The phenotype computation was performed on a cohort of 109 ICU patients who received no or short-acting insulin therapy, rendering continuous and discrete physiological phenotypes as specific computational biomarkers of unmeasured insulin secretion, clearance, and resistance on time windows of three days. Six, six, and five discrete phenotypes were found in the first, middle, and last three-day periods of ICU stays, respectively. Computed phenotypic labels were predictive with an average accuracy of 89%. External validation of discrete phenotypes showed coherence and consistency in clinically observable differences based on laboratory measurements and ICD 9/10 codes and clinical concordance from face validity. A particularly clinically impactful parameter, insulin secretion, had a concordance accuracy of 83%±27%.
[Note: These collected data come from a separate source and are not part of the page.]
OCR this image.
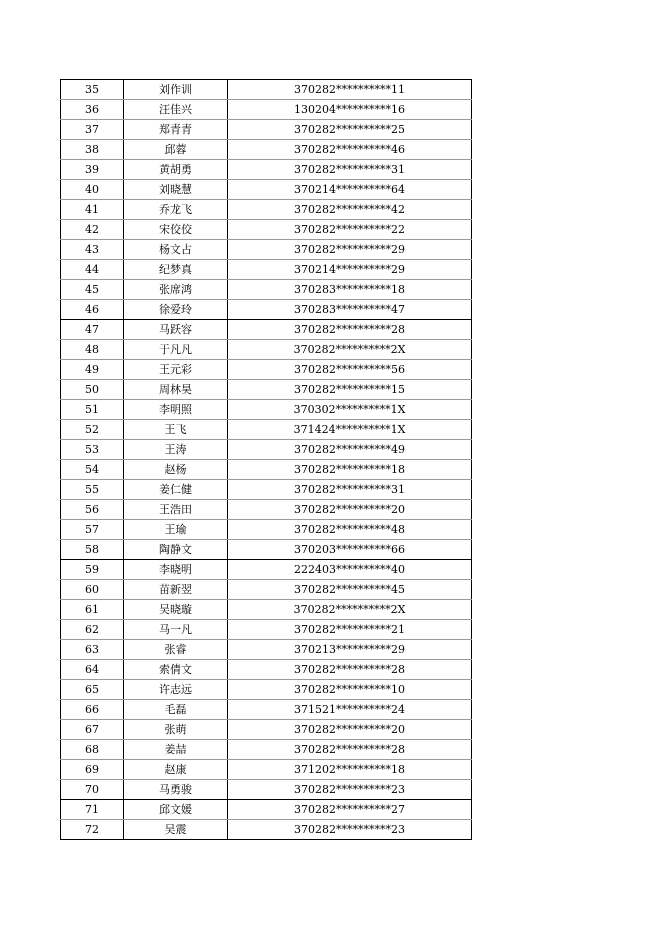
35	刘作训	370282**********11
36	汪佳兴	130204**********16
37	郑青青	370282**********25
38	邱蓉	370282**********46
39	黄胡勇	370282**********31
40	刘晓慧	370214**********64
41	乔龙飞	370282**********42
42	宋佼佼	370282**********22
43	杨文占	370282**********29
44	纪梦真	370214**********29
45	张席鸿	370283**********18
46	徐爱玲	370283**********47
47	马跃容	370282**********28
48	于凡凡	370282**********2X
49	王元彩	370282**********56
50	周林昊	370282**********15
51	李明照	370302**********1X
52	王飞	371424**********1X
53	王涛	370282**********49
54	赵杨	370282**********18
55	姜仁健	370282**********31
56	王浩田	370282**********20
57	王瑜	370282**********48
58	陶静文	370203**********66
59	李晓明	222403**********40
60	苗新翌	370282**********45
61	吴晓璇	370282**********2X
62	马一凡	370282**********21
63	张睿	370213**********29
64	索倩文	370282**********28
65	许志远	370282**********10
66	毛磊	371521**********24
67	张萌	370282**********20
68	姜喆	370282**********28
69	赵康	371202**********18
70	马勇骏	370282**********23
71	邱文媛	370282**********27
72	吴震	370282**********23
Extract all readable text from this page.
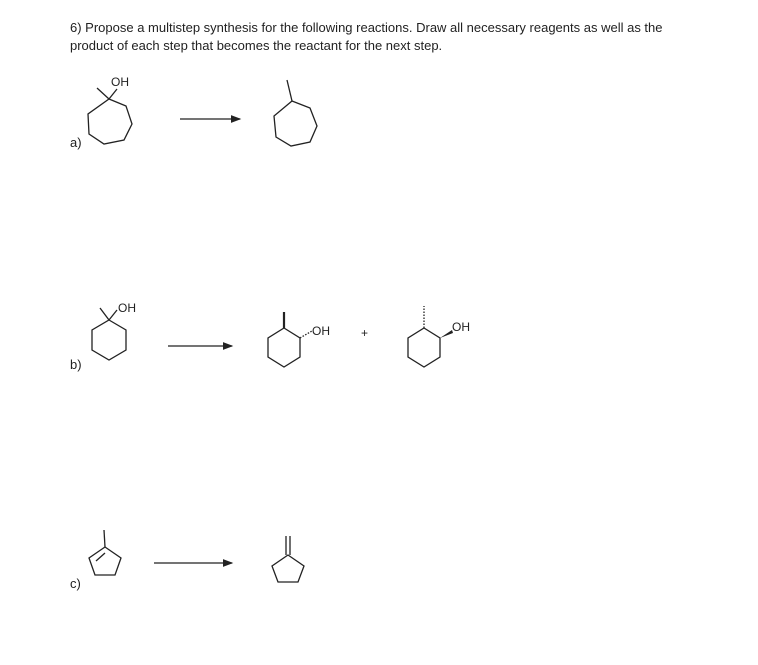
6) Propose a multistep synthesis for the following reactions. Draw all necessary reagents as well as the
product of each step that becomes the reactant for the next step.
a)
b)
c)
OH
OH
OH	+	OH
The new physiological phenotypes computed with individual patient ICU data and defined by estimates of mechanistic model parameters have high physiological fidelity, are continuous, time-specific, personalized, interpretable, and predictive. This methodology is generalizable to other clinical and physiological settings and opens the door for discovering deeper physiological information to personalize medical care.
计算提供高保真度、时变特征并产生个性化解释的表型具有挑战性,特别是考虑到生理和医疗保健系统以及临床数据质量的复杂性。本文开发了一种方法学管道,从电子健康记录(EHR)中估计未测量的生理参数并生成基于生理力学的高保真度、个性化表型。
开发了一种方法学表型分析管道,该管道计算新的表型,这些表型使用实时量化特定生理特性的不可测量计算生物标志物来定义。在逆问题框架内,该管道应用于 ICU 患者的葡萄糖-胰岛素系统,使用数据同化通过随机优化来估计已建立的数学生理模型。这为个体患者产生了临床不可测量内分泌特性的生理模型参数向量,这里是胰岛素分泌、清除和抵抗。这些生理参数向量被用作无监督机器学习方法的输入,以产生表型标签和离散生理表型。这些表型具有内在的可解释性,因为它们基于参数生理描述符。为了建立潜在的临床实用性,通过外部 EHR 数据评估计算出的表型,以评估其一致性和可靠性,并进行临床医生的面部验证。
对 109 名未接受或接受短期胰岛素治疗的 ICU 患者进行了表型计算,在三天的时间窗口内,将连续和离散的生理表型作为未测量的胰岛素分泌、清除和抵抗的特定计算生物标志物。在 ICU 住院的前、中、后三个三天期间,分别发现了六个、六个和五个离散表型。计算出的表型标签具有平均准确率为 89%的预测能力。离散表型的外部验证显示,基于实验室测量和 ICD 9/10 代码以及临床医生面部验证的临床可观察差异具有一致性和连贯性。一个特别具有临床影响力的参数,即胰岛素分泌,其一致性准确率为 83%±27%。
使用个体患者 ICU 数据计算并通过机制模型参数估计定义的新生理表型具有高生理保真度、连续、时变、个性化、可解释和可预测性。该方法具有普遍性,可以应用于其他临床和生理环境,并为发现更深层次的生理信息以实现医疗保健个性化开辟了道路。